Westinghouse, which is majority-owned by Japan's Toshiba, said on 5 March that its VVER-1000 fuel had performed "flawlessly" over at least three fuel cycles following an annual inspection of Westinghouse fuel assemblies at unit 3 of the plant. The joint inspection of six Westinghouse fuel assemblies by representatives from the plant, AtomRemontService and Westinghouse took place between 15 February and March 1. The results of those inspections were then verified and validated by the State Nuclear Inspectorate of Ukraine, Westinghouse said. Forty-two Westinghouse fuel assemblies, delivered to the plant in November, would be loaded into unit 3, it added.

Nedashkovsky said at the conference yesterday: "We really value our partnership with Westinghouse in diversifying the supply of nuclear fuel in Ukraine, and we look forward to its expansion."

He said he had acquainted Roderick with Energoatom's "most promising" areas of development - in particular, the completion of the third and fourth units of the Khmelnitsky nuclear power plant and the construction of new reactors, as well as the implementation of a program to improve the operational safety of Ukrainian nuclear power plants, which includes post-Fukushima measures.
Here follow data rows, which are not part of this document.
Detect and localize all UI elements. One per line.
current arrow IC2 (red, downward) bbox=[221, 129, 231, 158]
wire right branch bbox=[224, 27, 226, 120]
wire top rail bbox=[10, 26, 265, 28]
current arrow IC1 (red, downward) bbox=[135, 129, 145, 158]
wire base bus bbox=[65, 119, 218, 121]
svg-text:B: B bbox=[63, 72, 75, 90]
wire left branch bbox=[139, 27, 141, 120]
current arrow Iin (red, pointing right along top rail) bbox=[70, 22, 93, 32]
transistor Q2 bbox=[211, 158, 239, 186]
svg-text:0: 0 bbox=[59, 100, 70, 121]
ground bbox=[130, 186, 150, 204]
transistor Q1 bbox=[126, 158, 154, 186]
He also praised developments led by Westinghouse that can be implemented as part of work to extend the operating lives of Ukraine's reactors.

Roderick said that, as the world's largest supplier of nuclear fuel and a manufacturer of fuel assemblies that fully comply with international standards, Westinghouse is "happy to help" Ukraine improve the safety and efficiency of operation of its nuclear power plants. He explained new developments in "Western-style reactors" following the Fukushima accident in Japan, adding that work had started on introducing these developments to Soviet-era VVER reactors operating in Ukraine.

"Completion of the Khmelnitsky nuclear power plant units is being carried out on the Soviet-Russian VVER-1000 design due to the existing structures, but we look to the future and the construction of new units for which we plan to use other reactor technologies," Nedashkovsky said. "Therefore, we propose that Westinghouse signs a memorandum with Energoatom on Ukrainian specialists being familiarised with the AP1000 design developed by Westinghouse Electric Company."

The two companies also "exchanged views" on the provision of nuclear materials in accordance with Energoatom's existing contract with Westinghouse, and the "expansion of Ukraine's opportunity" to use equipment it purchased to inspect and maintain Westinghouse fuel assemblies. They also agreed on an Energoatom initiative "to assess" Westinghouse's nuclear engineering facilities in Europe.

Local media reported from the conference that Roderick had said Westinghouse was willing to consider participation in the construction of a fuel fabrication plant in Ukraine.

TVEL and Westinghouse both bid to build the facility, and in September 2010 the Ministry of Fuels and Energy selected TVEL. The state-owned holding company Nuclear Fuel signed an agreement with TVEL for a 50-50 joint venture to build a plant to manufacture VVER-1000 fuel assemblies. Work has started on the plant at Smolino, in the Kirovograd region of Ukraine. Once operational, it will produce some 400 fuel assemblies per year.

But Nedashkovsky told the conference in Kiev yesterday that TVEL has not yet met its obligations as the winner of the tender. He did not elaborate, but said that in such circumstances the tender conditions permitted consideration of the second candidate.